Down-sized plans for Children’s Hospital site in Lincoln Park

Yesterday’s email newsletter (pdf) from 43rd Ward Alderman Michele Smith had an outline of revised plans for the redevelopment of the Children’s Memorial Hospital site in Lincoln Park. A more detailed outline of the plan is available via a link from the newsletter, and a video summarizing the plan can be found at the project’s website.

The new plans contain a fair measure of NIMBY-feed: reduced building heights, changes to the affordable housing component, drastically cutting retail development and increasing the amount of open space on the site.

The plan includes the addition of retail space on the ground level of the garage fronting Lincoln Avenue. That’s a reprise of the proposal that Children’s Hospital made decades ago when it built the garage. The Lincoln Park community vetoed the earlier retail proposal, resulting in the crippling of what had been one of the most successful dining and nightlife strips in Chicago.

Will Lincoln Park NIMBYs once again doom Lincoln Avenue to a third-rate pedestrian experience and continue the garage’s negative impact on the viability of nearby businesses?

You’ll gain some perspective on the prospects for the site at a community meeting scheduled for 6:30 pm Tuesday, January 14th at the DePaul Student Center, 2250 N. Sheffield Ave. According to Alderman Smith’s newsletter: “At my direction (sic), McCaffery Interests will present their plans and answer any questions you may have about this revised proposal.”
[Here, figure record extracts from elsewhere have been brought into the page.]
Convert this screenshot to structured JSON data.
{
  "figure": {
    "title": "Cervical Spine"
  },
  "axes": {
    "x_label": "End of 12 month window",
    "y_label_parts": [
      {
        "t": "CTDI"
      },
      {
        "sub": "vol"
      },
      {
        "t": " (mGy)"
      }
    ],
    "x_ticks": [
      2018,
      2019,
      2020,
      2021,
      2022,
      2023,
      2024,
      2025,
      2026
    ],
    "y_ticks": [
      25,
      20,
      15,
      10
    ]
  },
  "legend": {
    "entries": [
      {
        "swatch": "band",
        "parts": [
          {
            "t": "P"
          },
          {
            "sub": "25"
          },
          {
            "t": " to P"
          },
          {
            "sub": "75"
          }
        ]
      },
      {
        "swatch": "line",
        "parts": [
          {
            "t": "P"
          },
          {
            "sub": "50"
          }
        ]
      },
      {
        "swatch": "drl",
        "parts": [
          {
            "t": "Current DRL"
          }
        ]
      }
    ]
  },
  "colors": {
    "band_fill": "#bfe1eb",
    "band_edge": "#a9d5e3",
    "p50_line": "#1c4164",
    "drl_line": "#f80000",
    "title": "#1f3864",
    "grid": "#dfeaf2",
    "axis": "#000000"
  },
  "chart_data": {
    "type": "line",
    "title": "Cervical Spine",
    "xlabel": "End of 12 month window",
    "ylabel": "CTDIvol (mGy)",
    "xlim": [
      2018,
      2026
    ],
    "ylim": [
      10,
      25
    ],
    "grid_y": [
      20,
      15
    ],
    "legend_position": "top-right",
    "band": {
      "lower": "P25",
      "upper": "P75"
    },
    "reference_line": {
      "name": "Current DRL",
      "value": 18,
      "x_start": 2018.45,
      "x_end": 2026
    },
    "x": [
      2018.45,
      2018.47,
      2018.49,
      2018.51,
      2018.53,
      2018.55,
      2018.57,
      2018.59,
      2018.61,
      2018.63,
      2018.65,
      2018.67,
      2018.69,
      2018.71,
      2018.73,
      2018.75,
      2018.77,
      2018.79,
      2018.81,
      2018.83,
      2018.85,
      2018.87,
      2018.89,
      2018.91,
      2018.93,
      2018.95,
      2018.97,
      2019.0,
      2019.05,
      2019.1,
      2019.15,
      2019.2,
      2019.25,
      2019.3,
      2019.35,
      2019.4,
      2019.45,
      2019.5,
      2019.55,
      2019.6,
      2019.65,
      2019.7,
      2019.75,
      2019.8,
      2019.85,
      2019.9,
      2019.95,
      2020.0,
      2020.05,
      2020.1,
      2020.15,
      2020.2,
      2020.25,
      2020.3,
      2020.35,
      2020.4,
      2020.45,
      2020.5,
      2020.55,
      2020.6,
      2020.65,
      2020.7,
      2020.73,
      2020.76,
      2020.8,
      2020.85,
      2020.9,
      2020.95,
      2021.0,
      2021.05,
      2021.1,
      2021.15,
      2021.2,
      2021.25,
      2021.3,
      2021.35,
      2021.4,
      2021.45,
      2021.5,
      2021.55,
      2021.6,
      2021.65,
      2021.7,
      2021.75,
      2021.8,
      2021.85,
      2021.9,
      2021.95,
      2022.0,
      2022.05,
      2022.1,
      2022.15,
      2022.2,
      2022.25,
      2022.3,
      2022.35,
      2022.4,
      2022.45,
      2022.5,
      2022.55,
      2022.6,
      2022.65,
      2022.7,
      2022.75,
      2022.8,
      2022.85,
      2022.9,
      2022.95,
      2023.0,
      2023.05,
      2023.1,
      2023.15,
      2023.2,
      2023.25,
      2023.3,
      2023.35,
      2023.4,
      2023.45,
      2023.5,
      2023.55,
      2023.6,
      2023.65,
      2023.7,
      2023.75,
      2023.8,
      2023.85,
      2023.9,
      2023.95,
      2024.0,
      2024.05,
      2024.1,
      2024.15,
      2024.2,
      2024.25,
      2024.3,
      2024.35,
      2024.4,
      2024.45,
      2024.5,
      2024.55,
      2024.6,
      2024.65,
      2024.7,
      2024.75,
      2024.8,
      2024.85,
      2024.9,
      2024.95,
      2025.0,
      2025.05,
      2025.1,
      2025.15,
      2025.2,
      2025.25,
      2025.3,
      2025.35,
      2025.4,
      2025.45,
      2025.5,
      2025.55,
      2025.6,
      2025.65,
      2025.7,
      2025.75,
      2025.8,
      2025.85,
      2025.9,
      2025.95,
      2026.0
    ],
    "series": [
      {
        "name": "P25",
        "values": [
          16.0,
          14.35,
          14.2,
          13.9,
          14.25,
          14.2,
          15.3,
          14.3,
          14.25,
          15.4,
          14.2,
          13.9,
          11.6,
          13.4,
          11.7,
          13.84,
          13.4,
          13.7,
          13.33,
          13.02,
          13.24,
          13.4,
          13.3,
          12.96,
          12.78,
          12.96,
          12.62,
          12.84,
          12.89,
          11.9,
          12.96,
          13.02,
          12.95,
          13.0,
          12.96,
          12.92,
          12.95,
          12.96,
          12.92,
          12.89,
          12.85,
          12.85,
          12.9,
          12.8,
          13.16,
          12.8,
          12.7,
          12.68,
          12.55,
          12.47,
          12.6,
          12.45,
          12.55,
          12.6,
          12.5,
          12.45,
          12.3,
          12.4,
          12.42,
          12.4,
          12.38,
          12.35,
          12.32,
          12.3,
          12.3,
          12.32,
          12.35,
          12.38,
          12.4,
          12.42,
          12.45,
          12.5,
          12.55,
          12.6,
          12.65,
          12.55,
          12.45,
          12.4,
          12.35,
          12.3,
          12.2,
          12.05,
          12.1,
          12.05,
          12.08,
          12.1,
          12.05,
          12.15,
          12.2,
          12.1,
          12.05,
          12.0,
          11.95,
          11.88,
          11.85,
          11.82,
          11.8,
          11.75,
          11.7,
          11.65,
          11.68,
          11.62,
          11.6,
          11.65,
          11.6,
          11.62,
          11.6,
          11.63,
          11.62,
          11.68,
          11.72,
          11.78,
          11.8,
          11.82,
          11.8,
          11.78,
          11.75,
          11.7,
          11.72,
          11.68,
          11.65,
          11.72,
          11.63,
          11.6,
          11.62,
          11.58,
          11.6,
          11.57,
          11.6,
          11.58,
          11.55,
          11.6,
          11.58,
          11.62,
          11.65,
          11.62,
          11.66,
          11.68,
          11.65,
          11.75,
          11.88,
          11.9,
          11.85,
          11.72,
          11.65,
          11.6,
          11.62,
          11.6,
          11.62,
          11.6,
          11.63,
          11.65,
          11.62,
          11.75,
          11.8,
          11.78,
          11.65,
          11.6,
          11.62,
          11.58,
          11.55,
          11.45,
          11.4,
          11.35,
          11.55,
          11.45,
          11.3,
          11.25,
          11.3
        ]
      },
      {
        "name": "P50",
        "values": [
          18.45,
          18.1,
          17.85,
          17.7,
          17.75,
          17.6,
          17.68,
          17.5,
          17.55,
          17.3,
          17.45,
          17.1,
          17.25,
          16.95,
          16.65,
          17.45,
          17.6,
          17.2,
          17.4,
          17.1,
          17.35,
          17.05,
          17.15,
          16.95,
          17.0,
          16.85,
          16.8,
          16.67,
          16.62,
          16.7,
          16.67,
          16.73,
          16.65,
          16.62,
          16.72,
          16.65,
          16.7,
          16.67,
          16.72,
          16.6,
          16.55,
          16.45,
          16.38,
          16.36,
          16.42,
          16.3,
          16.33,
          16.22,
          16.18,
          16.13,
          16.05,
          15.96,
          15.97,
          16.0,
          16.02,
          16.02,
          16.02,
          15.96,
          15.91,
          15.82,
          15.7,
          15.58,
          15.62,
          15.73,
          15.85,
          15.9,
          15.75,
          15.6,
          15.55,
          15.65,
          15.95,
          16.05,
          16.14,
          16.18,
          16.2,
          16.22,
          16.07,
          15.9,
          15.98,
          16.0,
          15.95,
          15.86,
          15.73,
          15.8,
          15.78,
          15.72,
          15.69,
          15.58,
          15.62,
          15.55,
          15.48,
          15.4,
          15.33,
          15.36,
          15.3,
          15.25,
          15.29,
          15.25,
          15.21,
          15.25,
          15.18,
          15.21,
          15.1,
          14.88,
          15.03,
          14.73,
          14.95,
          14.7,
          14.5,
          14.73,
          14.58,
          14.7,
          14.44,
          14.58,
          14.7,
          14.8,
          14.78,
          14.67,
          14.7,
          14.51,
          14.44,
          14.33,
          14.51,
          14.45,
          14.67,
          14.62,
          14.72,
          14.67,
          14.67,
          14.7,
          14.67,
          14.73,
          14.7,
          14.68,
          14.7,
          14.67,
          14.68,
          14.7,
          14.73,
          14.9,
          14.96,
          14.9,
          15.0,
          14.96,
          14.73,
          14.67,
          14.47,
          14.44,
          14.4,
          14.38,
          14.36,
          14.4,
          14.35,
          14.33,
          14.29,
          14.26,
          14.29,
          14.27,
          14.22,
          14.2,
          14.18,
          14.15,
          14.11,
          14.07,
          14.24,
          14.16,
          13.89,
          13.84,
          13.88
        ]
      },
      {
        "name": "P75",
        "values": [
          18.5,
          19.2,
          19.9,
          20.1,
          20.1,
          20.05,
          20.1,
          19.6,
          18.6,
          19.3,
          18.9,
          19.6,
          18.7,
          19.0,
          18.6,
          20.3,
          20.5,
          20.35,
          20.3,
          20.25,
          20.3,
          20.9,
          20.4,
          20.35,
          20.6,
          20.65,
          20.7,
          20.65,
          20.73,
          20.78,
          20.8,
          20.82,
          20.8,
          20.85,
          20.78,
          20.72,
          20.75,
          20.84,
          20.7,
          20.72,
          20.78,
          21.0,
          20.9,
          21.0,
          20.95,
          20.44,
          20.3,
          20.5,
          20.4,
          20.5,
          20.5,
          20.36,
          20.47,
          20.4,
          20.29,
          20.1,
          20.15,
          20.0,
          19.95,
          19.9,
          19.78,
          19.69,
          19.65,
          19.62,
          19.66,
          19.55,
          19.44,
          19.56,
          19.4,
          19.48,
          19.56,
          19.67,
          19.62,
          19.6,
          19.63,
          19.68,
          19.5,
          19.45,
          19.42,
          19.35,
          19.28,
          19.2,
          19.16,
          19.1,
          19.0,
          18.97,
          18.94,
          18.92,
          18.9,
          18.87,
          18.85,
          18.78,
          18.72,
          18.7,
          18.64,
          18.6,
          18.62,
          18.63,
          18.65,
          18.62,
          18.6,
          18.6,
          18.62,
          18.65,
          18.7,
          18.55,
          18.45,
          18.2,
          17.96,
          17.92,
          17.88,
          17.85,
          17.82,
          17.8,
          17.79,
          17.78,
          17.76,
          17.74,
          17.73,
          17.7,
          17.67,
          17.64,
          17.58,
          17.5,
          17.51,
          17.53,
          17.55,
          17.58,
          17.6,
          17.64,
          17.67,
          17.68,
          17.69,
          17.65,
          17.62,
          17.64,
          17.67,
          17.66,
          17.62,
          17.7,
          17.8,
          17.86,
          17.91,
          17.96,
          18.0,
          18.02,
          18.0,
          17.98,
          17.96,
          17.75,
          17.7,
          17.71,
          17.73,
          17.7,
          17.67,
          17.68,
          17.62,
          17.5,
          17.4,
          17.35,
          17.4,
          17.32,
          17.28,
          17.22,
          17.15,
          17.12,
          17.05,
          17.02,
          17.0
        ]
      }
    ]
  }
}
Among the questions you might ask are: how much have delays in the project cost Children’s Hospital in ongoing maintenance, how much the proposed downsizing will cost Children’s Hospital in a reduced sale price for the site, how much less property tax revenue the City of Chicago will reap annually as a result of the reduction, what lay behind changing the affordable housing component, and how a small segment of the affluent Lincoln Park community justifies ranking its interests above those of the larger Chicago community and one of its major charitable institutions? If you have an answer to the last question, chime in with a comment.